There are two problems.
A character class specifies a number of possibilities to match a single character in the text being searched. The lookahead and lookbehind assert conditions around the character you would match, but are not part of that character.
The lookahead characters are not special in a character class - they are treated as the literal characters. Your character class r'[^\s(?=\-)]'
is equivalent to r'[^\-)(?\s=]'
and means "Match every character except for =, ?, (, whitespace, and all the characters between \ and )".
For what you seem to be trying to do, try matching every character except the dash, and use alternation to get the dashes that are not preceded by space:
r'([^-]|(?<!\s-))'
(Edited after question added examples)
If you can trust that ' - '
always separates an artist from a song title, and will always do so on its first occurrence, you can just use the split
method on each string, as follows:
>>> "jay-z - title".split(' - ', 1)
['jay-z', 'title']
>>> 'prince - purple rain'.split(' - ', 1)
['prince', 'purple rain']
>>> 'prince - purple rain - a love-song'.split(' - ', 1)

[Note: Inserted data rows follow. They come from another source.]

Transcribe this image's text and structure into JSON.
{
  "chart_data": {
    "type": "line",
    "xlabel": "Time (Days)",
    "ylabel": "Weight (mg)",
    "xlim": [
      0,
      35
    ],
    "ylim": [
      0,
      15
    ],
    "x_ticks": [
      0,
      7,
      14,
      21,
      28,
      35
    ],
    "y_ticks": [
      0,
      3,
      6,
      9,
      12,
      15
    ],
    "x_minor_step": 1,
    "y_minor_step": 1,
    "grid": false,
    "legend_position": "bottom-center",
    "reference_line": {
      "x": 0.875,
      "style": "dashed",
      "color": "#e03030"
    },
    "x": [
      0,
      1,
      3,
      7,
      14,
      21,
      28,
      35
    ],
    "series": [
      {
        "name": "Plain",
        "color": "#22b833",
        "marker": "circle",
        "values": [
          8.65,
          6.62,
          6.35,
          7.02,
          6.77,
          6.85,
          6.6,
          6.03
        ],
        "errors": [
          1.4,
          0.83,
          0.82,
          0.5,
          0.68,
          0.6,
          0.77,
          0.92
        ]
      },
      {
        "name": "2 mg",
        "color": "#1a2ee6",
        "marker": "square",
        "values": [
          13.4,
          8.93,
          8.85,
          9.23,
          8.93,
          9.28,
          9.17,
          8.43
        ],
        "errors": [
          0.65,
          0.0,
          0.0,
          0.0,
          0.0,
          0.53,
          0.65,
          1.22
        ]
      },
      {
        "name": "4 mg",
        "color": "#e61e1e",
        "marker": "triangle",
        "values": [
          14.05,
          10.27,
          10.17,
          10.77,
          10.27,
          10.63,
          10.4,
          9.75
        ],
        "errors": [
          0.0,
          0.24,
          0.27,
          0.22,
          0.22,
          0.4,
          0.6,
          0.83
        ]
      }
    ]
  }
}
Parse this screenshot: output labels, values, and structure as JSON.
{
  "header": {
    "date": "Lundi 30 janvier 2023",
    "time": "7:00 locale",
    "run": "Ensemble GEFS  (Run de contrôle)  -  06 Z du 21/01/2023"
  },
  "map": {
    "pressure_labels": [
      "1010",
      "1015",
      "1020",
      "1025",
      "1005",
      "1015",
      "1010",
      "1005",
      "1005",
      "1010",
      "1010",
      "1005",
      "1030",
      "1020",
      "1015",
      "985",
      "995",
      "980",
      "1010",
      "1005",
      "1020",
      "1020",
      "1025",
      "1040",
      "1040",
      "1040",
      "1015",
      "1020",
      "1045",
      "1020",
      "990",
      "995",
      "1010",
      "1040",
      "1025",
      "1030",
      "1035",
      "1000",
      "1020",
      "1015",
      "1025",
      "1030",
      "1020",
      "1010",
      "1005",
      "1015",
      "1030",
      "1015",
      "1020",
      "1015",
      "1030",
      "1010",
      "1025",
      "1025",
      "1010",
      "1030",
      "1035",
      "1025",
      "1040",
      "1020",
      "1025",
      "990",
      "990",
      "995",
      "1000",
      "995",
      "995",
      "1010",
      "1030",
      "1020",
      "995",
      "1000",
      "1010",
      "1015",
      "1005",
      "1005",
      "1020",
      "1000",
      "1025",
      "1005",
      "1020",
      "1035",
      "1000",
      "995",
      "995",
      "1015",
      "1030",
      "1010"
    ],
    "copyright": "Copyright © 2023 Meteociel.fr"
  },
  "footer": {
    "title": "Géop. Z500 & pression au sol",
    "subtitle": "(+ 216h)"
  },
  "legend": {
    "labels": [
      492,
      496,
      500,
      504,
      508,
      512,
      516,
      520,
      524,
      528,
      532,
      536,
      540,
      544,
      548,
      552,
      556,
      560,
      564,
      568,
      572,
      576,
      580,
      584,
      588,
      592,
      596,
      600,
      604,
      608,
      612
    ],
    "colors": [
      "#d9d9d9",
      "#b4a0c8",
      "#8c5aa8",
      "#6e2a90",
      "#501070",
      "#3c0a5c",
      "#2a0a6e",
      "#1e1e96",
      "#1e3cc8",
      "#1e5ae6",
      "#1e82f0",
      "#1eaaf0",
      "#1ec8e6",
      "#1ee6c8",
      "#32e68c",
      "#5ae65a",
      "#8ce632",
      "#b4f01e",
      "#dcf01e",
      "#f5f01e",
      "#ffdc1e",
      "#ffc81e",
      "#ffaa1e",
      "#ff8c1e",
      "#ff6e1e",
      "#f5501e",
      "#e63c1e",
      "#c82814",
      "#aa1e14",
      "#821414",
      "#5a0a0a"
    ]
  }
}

['prince', 'purple rain - a love-song']
split
takes a substring on which to split, and an optional maximum number of splits to do from that string. split
returns the source string split into a list of substrings on the split argument, with the split argument removed.
Specifying a maximum number of splits N returns a list of N+1 substrings with the first N instances of the split target removed. Any subsequent instances of the split target are left in place.
split
defaults to left-to-right reading of the string, and you can get right-to-left reading of the string with rsplit
, which also supports a maxsplit
optional argument:
>>> 'prince - purple rain - a love-song'.split(' - ', 1)
['prince', 'purple rain - a love-song']
>>> 'prince - purple rain - a love-song'.rsplit(' - ', 1)
['prince - purple rain', 'a love-song']
The built-in string type has a lot of functionality, which you can find in the Python documentation.